I have been reading Mark Lilla's The Reckless Mind (New York Review of Books, 2016), which is an insightful portrait of six intellectuals in Politics. Lilla's broad point is that seeking the purity of ideas in the messy practicum of the political world is a hazardous enterprise. This has led - whether inspired by enlightenment reason or by religious passions for a new beginning - to tyranny, or philosophies in the service of tyranny, which Lilla calls 'philotyranny'. In Lilla's vision, the love of ideas, the pure passion, more often than not, turn to ideologies, sacrificing freedom in the quest of a perfection that is both unknowable and unattainable. In this, his ideas are not too far from those of the American pragmatists, John Dewey in particular, for whom ideas turning into ideologies was the cardinal sin of our time.

I came away, however, with another thought: That tyranny is somewhat our original condition, basis of our moral thought. Whether we think in terms of Freudian super-ego, or Darwin's ideas of the evolution of human consciousness, at the core of our moral being is our extended childhood, uniquely long for a human, reigned over by parents, loving or cruel, but always tyrannical. In parenting, Carl Schmitt's 'decisionism' is normal: A sovereign sphere where the lines of good and bad is clearly drawn, and arbitrariness is the usual condition. At the centre of our moral experience, therefore, is this overlordship, benign and benevolent in most cases.

And, this moral thinking is codified in the various institutions we have created. They stand both for the power - it is the powerful who design them - and the consent that legitimises that power - our acceptance. Indeed, democracy itself is one such institution, a system of proxies that abrogates people's power into a state or a constitution. The object of such sovereignty is to rule - to create a world of limits within which we must live safely ensconced - and not freedom. Lack of democracy does not automatically mean the gulag - though it sometimes did - and democratic institutions do not automatically guarantee freedom.

Freedom, in this reading, is not a human condition, but an aspiration. Like the desire of the child to steal a little inattention in the middle of parental disciplining, a moment of play, we seek to be free. But freedom is lonely, messy and even dangerous, our frail physique and emotive minds are hardly prepared for it: It is a limit-experience for human existence. We codify this in human institutions too: We endow them with transcendental goals, we seem them as new beginnings and we celebrate progress in them. But what they give, and are designed to give, is safety and not liberty, and this dialectic is at the centre of all our aspiring and failings.

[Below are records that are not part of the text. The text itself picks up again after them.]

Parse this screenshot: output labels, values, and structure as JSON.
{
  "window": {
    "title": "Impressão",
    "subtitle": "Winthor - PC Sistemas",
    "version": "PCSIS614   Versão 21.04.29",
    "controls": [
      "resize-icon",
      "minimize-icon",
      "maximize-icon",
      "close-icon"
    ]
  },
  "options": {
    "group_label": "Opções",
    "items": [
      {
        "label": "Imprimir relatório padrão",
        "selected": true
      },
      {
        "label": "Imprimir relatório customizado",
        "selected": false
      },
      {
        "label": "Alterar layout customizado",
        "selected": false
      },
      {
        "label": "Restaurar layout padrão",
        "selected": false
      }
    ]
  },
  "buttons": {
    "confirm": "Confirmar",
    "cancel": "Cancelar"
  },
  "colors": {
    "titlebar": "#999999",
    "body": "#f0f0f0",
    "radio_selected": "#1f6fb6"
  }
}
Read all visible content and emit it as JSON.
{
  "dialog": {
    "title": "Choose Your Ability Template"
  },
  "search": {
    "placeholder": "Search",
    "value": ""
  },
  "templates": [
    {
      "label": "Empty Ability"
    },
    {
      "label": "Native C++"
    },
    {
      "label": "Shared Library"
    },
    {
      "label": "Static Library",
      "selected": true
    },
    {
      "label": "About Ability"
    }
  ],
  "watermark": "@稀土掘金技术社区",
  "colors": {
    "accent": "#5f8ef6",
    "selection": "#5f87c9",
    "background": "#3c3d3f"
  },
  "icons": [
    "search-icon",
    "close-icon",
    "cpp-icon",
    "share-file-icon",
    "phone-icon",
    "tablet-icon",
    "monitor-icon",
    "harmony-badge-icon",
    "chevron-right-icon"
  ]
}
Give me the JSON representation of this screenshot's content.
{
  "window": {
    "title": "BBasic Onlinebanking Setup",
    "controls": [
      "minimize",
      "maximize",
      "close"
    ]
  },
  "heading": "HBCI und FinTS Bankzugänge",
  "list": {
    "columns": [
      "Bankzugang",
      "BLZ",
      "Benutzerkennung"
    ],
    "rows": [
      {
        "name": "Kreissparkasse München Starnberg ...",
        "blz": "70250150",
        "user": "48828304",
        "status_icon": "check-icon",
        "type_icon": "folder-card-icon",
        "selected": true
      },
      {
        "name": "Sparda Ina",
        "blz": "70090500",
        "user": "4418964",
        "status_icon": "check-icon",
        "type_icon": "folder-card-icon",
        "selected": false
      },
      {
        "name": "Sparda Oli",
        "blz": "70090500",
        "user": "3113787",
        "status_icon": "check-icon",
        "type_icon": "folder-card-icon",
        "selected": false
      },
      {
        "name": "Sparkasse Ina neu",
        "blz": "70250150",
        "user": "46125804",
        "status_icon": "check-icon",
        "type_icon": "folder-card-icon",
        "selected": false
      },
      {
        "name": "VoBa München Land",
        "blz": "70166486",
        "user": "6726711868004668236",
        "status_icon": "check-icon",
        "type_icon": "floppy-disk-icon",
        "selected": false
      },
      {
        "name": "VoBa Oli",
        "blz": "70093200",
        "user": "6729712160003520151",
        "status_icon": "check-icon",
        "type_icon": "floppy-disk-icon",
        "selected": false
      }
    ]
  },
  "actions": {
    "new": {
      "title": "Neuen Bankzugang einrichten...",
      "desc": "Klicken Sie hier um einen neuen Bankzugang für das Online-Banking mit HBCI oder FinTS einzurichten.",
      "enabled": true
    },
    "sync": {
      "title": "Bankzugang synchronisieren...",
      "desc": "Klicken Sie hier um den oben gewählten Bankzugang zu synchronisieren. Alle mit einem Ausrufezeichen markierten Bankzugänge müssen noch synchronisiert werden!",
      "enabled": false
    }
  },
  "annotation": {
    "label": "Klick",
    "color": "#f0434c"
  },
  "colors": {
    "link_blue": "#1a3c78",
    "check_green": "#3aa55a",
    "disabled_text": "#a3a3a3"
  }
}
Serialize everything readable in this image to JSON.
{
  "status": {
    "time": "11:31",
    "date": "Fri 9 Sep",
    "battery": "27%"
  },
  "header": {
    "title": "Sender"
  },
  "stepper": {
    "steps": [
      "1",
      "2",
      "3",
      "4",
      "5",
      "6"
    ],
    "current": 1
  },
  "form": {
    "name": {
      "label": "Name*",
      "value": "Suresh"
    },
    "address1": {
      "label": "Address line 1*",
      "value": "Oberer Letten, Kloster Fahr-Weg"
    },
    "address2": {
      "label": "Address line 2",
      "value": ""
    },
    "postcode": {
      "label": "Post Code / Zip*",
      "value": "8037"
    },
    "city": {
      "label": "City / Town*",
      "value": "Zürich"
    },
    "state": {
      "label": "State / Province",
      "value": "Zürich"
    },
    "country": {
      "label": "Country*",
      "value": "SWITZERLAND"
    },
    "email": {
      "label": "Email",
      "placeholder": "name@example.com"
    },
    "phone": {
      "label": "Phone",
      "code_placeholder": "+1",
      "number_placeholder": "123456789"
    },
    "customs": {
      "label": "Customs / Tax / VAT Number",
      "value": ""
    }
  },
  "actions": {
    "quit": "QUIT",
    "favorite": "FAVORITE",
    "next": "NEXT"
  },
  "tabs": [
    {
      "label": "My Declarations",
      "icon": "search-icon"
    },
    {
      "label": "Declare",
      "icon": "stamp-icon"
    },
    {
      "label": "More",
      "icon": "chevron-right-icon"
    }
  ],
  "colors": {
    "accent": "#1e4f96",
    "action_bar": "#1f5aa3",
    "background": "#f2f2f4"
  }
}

In this book, Plato's observation that Eros, passions, are at the centre of all human ideas - of philosophy as well as the impulse to rule - and so his idea of a philosophical life is an engaged indifference. The philosopher must remain engaged in conversation with the world - academic philosophy and disciplinary language achieved the opposite, at least since the nineteenth century - but indifferent to the passions of the human mind, particularly those of public acclaim. Without the philosopher, the tyranny of morality is unchecked and the aspiration of freedom is a mere rhetoric, as it is in our time.